Journal:The Journal of Spinal Cord Medicine
Year, Volume, Issue, Page(s):21, Epub, ,
Publication Website:Taylor & Francis Online
Objective: To examine associations of patient characteristics and treatment quantity delivered during inpatient spinal cord injury (SCI) rehabilitation with outcomes at 5 years post-injury and compare them to the associations found at 1 year post-injury.
Design: Observational study using Practice-Based Evidence research methodology in which clinicians documented treatment details. Regression modeling was used to predict outcomes.
Setting: Five inpatient SCI rehabilitation centers in the US.
Participants: Participants were 792 SCIRehab participants who were >12 years of age, gave informed consent, and completed both a 1-year and 5-year post-injury interview.
Outcome Measures: Outcome data were derived from Spinal Cord Injury Model Systems (SCIMS) follow-up interviews at 5 years post-injury and, similar to the 1-year SCIMS outcomes, included measures of physical independence, societal participation, life satisfaction, and depressive symptoms, as well as place of residence, school/work attendance, rehospitalization, and presence of pressure ulcers.

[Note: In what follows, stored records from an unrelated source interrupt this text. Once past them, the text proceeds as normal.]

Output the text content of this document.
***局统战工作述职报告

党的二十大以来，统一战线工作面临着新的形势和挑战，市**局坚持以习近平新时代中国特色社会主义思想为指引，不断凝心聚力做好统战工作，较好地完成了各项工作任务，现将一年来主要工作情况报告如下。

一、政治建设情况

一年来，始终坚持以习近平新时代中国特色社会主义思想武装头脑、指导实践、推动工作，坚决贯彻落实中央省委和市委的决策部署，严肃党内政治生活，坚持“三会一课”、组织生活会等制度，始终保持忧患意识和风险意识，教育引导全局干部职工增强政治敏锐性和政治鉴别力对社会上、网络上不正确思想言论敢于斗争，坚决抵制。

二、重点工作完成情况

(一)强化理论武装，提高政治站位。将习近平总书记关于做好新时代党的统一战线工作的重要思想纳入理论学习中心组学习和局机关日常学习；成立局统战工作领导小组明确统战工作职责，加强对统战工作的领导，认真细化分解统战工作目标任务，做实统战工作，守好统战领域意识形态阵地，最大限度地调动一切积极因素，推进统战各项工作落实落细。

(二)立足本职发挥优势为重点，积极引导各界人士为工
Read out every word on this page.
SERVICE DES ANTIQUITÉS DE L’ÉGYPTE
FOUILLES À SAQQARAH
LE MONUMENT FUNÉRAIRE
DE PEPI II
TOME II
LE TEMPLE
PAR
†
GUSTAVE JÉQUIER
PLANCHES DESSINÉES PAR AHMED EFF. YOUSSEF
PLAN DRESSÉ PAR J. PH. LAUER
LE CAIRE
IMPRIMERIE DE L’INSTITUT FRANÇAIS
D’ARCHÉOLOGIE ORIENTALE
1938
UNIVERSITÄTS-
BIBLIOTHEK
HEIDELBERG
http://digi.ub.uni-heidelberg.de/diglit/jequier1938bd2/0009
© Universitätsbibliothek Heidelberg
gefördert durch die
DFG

Results: Consistent with 1-year findings, patient characteristics continue to be strong predictors of outcomes 5-years post-injury, although several variables add to the prediction of some of the outcomes. More time in physical therapy and therapeutic recreation were positive predictors of 1-year outcomes, which held less true at 5 years. Greater time spent with psychology and social work/case management predicted greater depressive symptomatology 5-years post-injury. Greater clinician experience was a predictor at both 1- and 5 -years, although the related positive outcomes varied across years.
Conclusion: Various outcomes 5-years post-injury were primarily explained by pre-and post-injury characteristics, with little additional variance offered by the quantity of treatment received during inpatient rehabilitation.